2023 journal article
A PENALIZED COMPLEXITY PRIOR FOR DEEP BAYESIAN TRANSFER LEARNING WITH APPLICATION TO MATERIALS INFORMATICS
ANNALS OF APPLIED STATISTICS, 17(4), 3241–3256.
author keywords: Kullback-Leibler divergence; materials science; neural networks; variational Bayesian inference
TL;DR:
This work proposes a new Bayesian transfer learning approach based on the penalized complexity prior on the Kullback-Leibler divergence between the predictive models of the source and target tasks and shows that the proposed method outperforms other transfer learning methods across a variety of settings.
(via Semantic Scholar)
arxiv.org (repository)
Source: Web Of Science
Added: March 25, 2024
A key task in the emerging field of materials informatics is to use machine learning to predict a material's properties and functions. A fast and accurate predictive model allows researchers to more efficiently identify or construct a material with desirable properties. As in many fields, deep learning is one of the state-of-the art approaches, but fully training a deep learning model is not always feasible in materials informatics due to limitations on data availability, computational resources, and time.

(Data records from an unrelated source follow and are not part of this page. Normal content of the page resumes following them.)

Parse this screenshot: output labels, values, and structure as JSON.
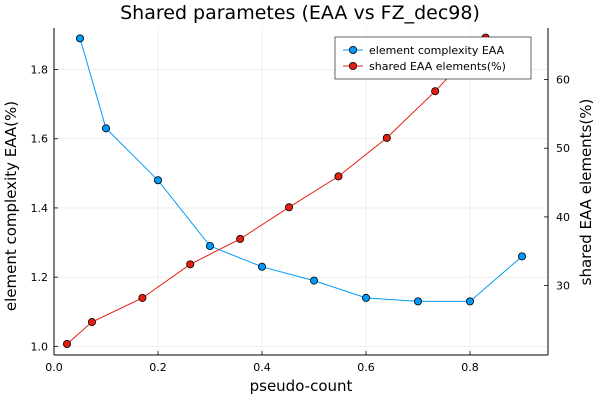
{
  "chart_data": {
    "type": "line",
    "title": "Shared parametes (EAA vs FZ_dec98)",
    "xlabel": "pseudo-count",
    "ylabel_left": "element complexity EAA(%)",
    "ylabel_right": "shared EAA elements(%)",
    "x_ticks": [
      "0.0",
      "0.2",
      "0.4",
      "0.6",
      "0.8"
    ],
    "y_left_ticks": [
      "1.0",
      "1.2",
      "1.4",
      "1.6",
      "1.8"
    ],
    "y_right_ticks": [
      "30",
      "40",
      "50",
      "60"
    ],
    "xlim": [
      0.0,
      0.95
    ],
    "ylim_left": [
      0.975,
      1.92
    ],
    "ylim_right": [
      19.9,
      67.5
    ],
    "grid": true,
    "legend_position": "top-right",
    "series": [
      {
        "name": "element complexity EAA",
        "axis": "left",
        "color": "#009AFA",
        "x": [
          0.05,
          0.1,
          0.2,
          0.3,
          0.4,
          0.5,
          0.6,
          0.7,
          0.8,
          0.9
        ],
        "values": [
          1.89,
          1.63,
          1.48,
          1.29,
          1.23,
          1.19,
          1.14,
          1.13,
          1.13,
          1.26
        ]
      },
      {
        "name": "shared EAA elements(%)",
        "axis": "right",
        "color": "#E51E10",
        "x": [
          0.025,
          0.073,
          0.17,
          0.262,
          0.358,
          0.452,
          0.547,
          0.64,
          0.733,
          0.83
        ],
        "values": [
          21.5,
          24.7,
          28.2,
          33.1,
          36.8,
          41.4,
          45.9,
          51.5,
          58.3,
          66.1
        ]
      }
    ]
  }
}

Accordingly, there is a critical need in the application of deep learning to materials informatics problems to develop efficient transfer learning algorithms. The Bayesian framework is natural for transfer learning because the model trained from the source data can be encoded in the prior distribution for the target task of interest. However, the Bayesian perspective on transfer learning is relatively unaccounted for in the literature, and is complicated for deep learning because the parameter space is large and the interpretations of individual parameters are unclear. Therefore, rather than subjective prior distributions for individual parameters, we propose a new Bayesian transfer learning approach based on the penalized complexity prior on the Kullback-Leibler divergence between the predictive models of the source and target tasks. We show via simulations that the proposed method outperforms other transfer learning methods across a variety of settings. The new method is then applied to a predictive materials science problem where we show improved precision for estimating the band gap of a material based on its structural properties.